Verilog Interview Questions - Part 2: FSM & Race Conditions

In a Moore machine, the outputs depend only on the current state, not on the inputs directly. This makes the outputs stable for a full clock cycle but may require more states. In a Mealy machine, the outputs depend on both the current state and the inputs, which can produce output changes as soon as inputs change, often resulting in fewer states. Mealy machines can respond faster but may have glitches in the output if the input is not synchronized. Both styles are synthesizable, and the choice depends on design requirements.

A race condition occurs when the output of a simulation depends on the order of execution of concurrent statements that are scheduled in the same time slot. This happens when multiple always blocks or assignments read and write the same variable in an unpredictable order. Race conditions are avoided by using non-blocking assignments (<=) for sequential logic, using blocking assignments (=) for combinational logic inside the same always block, and not mixing both for the same variable. Proper use of the Verilog event scheduler and always blocks with well-defined sensitivity lists also helps.

A latch is inferred when a combinational always @(*) block does not assign a value to a variable in all possible paths. For example, if a case or if-else statement omits an else or default clause, the synthesis tool creates a latch to hold the previous value. To avoid latches in combinational logic, always assign every output in every branch, provide a default assignment at the top of the block, and include a default in case statements.

// Latch inferred (missing default)
always @(*) begin
  if (sel) q = a;
end

// No latch (full case)
always @(*) begin
  if (sel) q = a;
  else q = b;
end

All three are used for multi-way branching. case performs exact bit-wise comparison, including x and z values. casez treats z values (and ? in the case item) as don't-care bits. casex treats both x and z as don't-care bits. casez is commonly used for priority encoders where unused bits are masked with ?. casex should be used cautiously as it may hide X-propagation bugs during simulation.

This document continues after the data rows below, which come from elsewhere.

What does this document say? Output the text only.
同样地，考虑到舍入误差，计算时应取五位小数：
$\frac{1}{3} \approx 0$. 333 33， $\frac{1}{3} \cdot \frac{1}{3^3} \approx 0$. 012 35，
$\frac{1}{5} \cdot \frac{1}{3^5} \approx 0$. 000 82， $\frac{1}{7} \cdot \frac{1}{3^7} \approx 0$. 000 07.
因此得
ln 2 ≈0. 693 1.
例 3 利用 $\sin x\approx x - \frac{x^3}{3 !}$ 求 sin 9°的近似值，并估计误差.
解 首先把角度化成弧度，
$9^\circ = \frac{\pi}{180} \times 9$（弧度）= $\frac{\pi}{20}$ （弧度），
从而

Functions execute in zero simulation time, cannot contain timing controls (#delay, @, wait), must return a single value (or declared as void in SystemVerilog), and cannot call tasks. Tasks can consume simulation time, can have input, output, and inout ports, do not return a value, and can call both tasks and functions. Functions are more resource-efficient and are always synthesizable. Tasks can be synthesizable if they do not use timing controls.

"Full case" means all possible values of the case expression are covered, either explicitly or through a default clause. Without a full case, latches may be inferred. "Parallel case" means each case item is mutually exclusive (no overlap). If case items overlap, a priority encoder is synthesized instead of a parallel multiplexer. Synthesis tools like Synopsys support // synopsys full_case parallel_case directives, but overusing them can cause simulation-synthesis mismatches — it is better to write fully covered, non-overlapping case statements.

Synchronous reset is only applied at the active clock edge, making the design immune to glitches on the reset signal. However, it requires the reset to be present for at least one clock cycle and adds logic to the data path. Asynchronous reset takes effect immediately regardless of the clock, which is useful for ensuring a known state at power-up but can cause metastability if released near a clock edge. A common practice is to use an asynchronous reset with synchronous de-assertion (reset synchronizer) to combine the benefits of both.